Supervised classification of teeth from Atlantic and Mediterranean populations was first achieved with LDA on the same PC axes used for testing allometry, without and with tooth centroid sizes [respectively tooth shapes and forms (Klingenberg, 2016)]. The results from the LDA model were compared with those obtained with Random Forests on tooth shape (Procrustes coordinates) and form (Procrustes coordinates + tooth centroid sizes) (Breiman, 2001). A five-fold cross-validation was performed in both methods (train set = 80% and test set = 20%).

In Random Forest models, the number of trees was set to 500 and the minimal node size was set to one. The models were allowed to sample among 114 (shape) to 115 (form) variables to split each internal node. A good fit of the models was determined through the comparison between the accuracies reached on the train and test sets, and for both models (on shape and form), the difference between these metric values was 0.2%. The feature importance for the classification was assessed with a measure of Mean Decrease Accuracy (MDA) and features with importance values 1.0% were commented (Breiman, 2001).

The classification performances reached by the models were compared based on three metrics: the accuracy, precision, and recall. The accuracy is an average of precision values for the Atlantic and Mediterranean populations. The precision is the number of items correctly assigned to a group (e.g., Atlantic), as compared to all items (Atlantic and Mediterranean) classified in this same group (Atlantic). The recall is interpreted as the number of specimens correctly assigned to a group (e.g., Atlantic), as compared to the total number of specimens actually belonging to this class (Atlantic). Additionally, a detailed confusion matrix is proposed to identify which teeth of males, females and hatchling, juvenile, and mature specimens were classified the best.

The classification results on shape and form were compared to evaluate the contribution of the centroid size to population discrimination. The overall results of LDA and Random Forest models on tooth shape and form were further compared.

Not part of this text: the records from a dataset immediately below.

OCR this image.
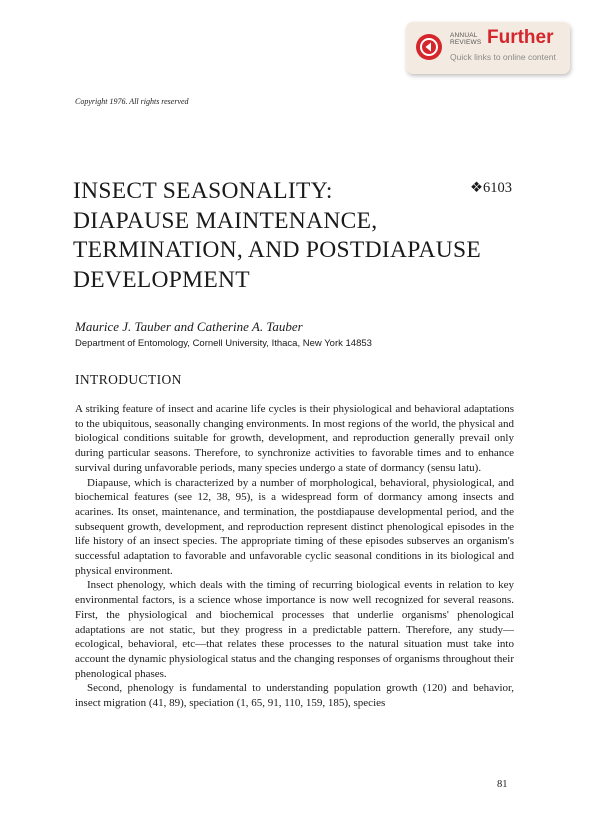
ANNUAL
REVIEWS Further
Quick links to online content
Copyright 1976. All rights reserved
INSECT SEASONALITY:
DIAPAUSE MAINTENANCE,
TERMINATION, AND POSTDIAPAUSE
DEVELOPMENT
❖6103
Maurice J. Tauber and Catherine A. Tauber
Department of Entomology, Cornell University, Ithaca, New York 14853
INTRODUCTION

A striking feature of insect and acarine life cycles is their physiological and behavioral adaptations to the ubiquitous, seasonally changing environments. In most regions of the world, the physical and biological conditions suitable for growth, development, and reproduction generally prevail only during particular seasons. Therefore, to synchronize activities to favorable times and to enhance survival during unfavorable periods, many species undergo a state of dormancy (sensu latu).

Diapause, which is characterized by a number of morphological, behavioral, physiological, and biochemical features (see 12, 38, 95), is a widespread form of dormancy among insects and acarines. Its onset, maintenance, and termination, the postdiapause developmental period, and the subsequent growth, development, and reproduction represent distinct phenological episodes in the life history of an insect species. The appropriate timing of these episodes subserves an organism's successful adaptation to favorable and unfavorable cyclic seasonal conditions in its biological and physical environment.

Insect phenology, which deals with the timing of recurring biological events in relation to key environmental factors, is a science whose importance is now well recognized for several reasons. First, the physiological and biochemical processes that underlie organisms' phenological adaptations are not static, but they progress in a predictable pattern. Therefore, any study—ecological, behavioral, etc—that relates these processes to the natural situation must take into account the dynamic physiological status and the changing responses of organisms throughout their phenological phases.

Second, phenology is fundamental to understanding population growth (120) and behavior, insect migration (41, 89), speciation (1, 65, 91, 110, 159, 185), species

81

The geometric morphometric analyses were performed using the geomorph package (v3.1.1) and supervised classification was computed using the MASS package (v7.3.53) for LDA and the randomForest package (v4.6.14) for Random Forests with R software (v4.0.3) (Liaw & Wiener, 2002; Venables & Ripley, 2002; Adams, Collyer & Kaliontzopoulou, 2019; R Core Team, 2020).


Visual description

The tooth diversity presented in Fig. 3 is a selection of examples among the whole variation observed in the dataset. It provides a broad overview of the main morphological differences and associated factors in S. canicula tooth forms. Differences in mesio-distal location of a tooth are usually linked with an addition of accessory cusps (Figs. 3A and 3B) and an increase of the main cusp bending. Gynandric heterodonty at sexually mature stage is characterised by more accessory cusps in females as compared to males (Figs. 3C and 3D). Along the ontogeny, new teeth undergo size increase, as well as the addition of accessory cusps, except after sexual maturation (Figs. 3E and 3F), when males experience a decrease in number of accessory cusps, as opposed to females. The interpopulational tooth form differences involve less accessory cusps and blunter teeth in the Atlantic population than in the Mediterranean population (Figs. 3G and 3H).

Examples of tooth morphological differences in Scyliorhinus canicula.

Figure 3: Examples of tooth morphological differences in Scyliorhinus canicula.

(A and B) Form differences between tooth files: Meckelian teeth from file 5 (A) and 20 (B) of a North Atlantic mature female; (C and D) Form differences between sexes: palatoquadrate teeth from file 15 of Mediterranean mature male (C) and female (D); (E and F) Form differences between ontogenetic stages: Meckelian teeth from file 5 of North Atlantic hatchling (E) and juvenile (F) males; (G and H) Form differences between populations: Meckelian teeth from file 15 of North Atlantic (G) and Mediterranean (H) juvenile males. Scale bars are 100 μm.

We report significantly more Meckelian tooth files in Atlantic juvenile females ( 23±2) as compared to the Mediterranean ones ( 20±1) (permutation t test, t = 3.29, p-val = 0.04), all other interpopulation tests being not statistically significant (permutation t tests, p-vals >0.11).

Geometric morphometrics

The first two principal components gather 61% of the total variation in the dataset. The Atlantic and Mediterranean populations are not visually discriminated in the morphospace (Fig. 4). Extreme shapes for PC1 and PC2 suggest that most variation of the dataset relates to the number of accessory cusps, to their relative size compared to the main cusp, and to the mesio-distal bending of the main cusp (Fig. 4). In addition, shape variation along PC1 might also involve the relative width of the crown base, as compared to the main cusp height (Fig. 4).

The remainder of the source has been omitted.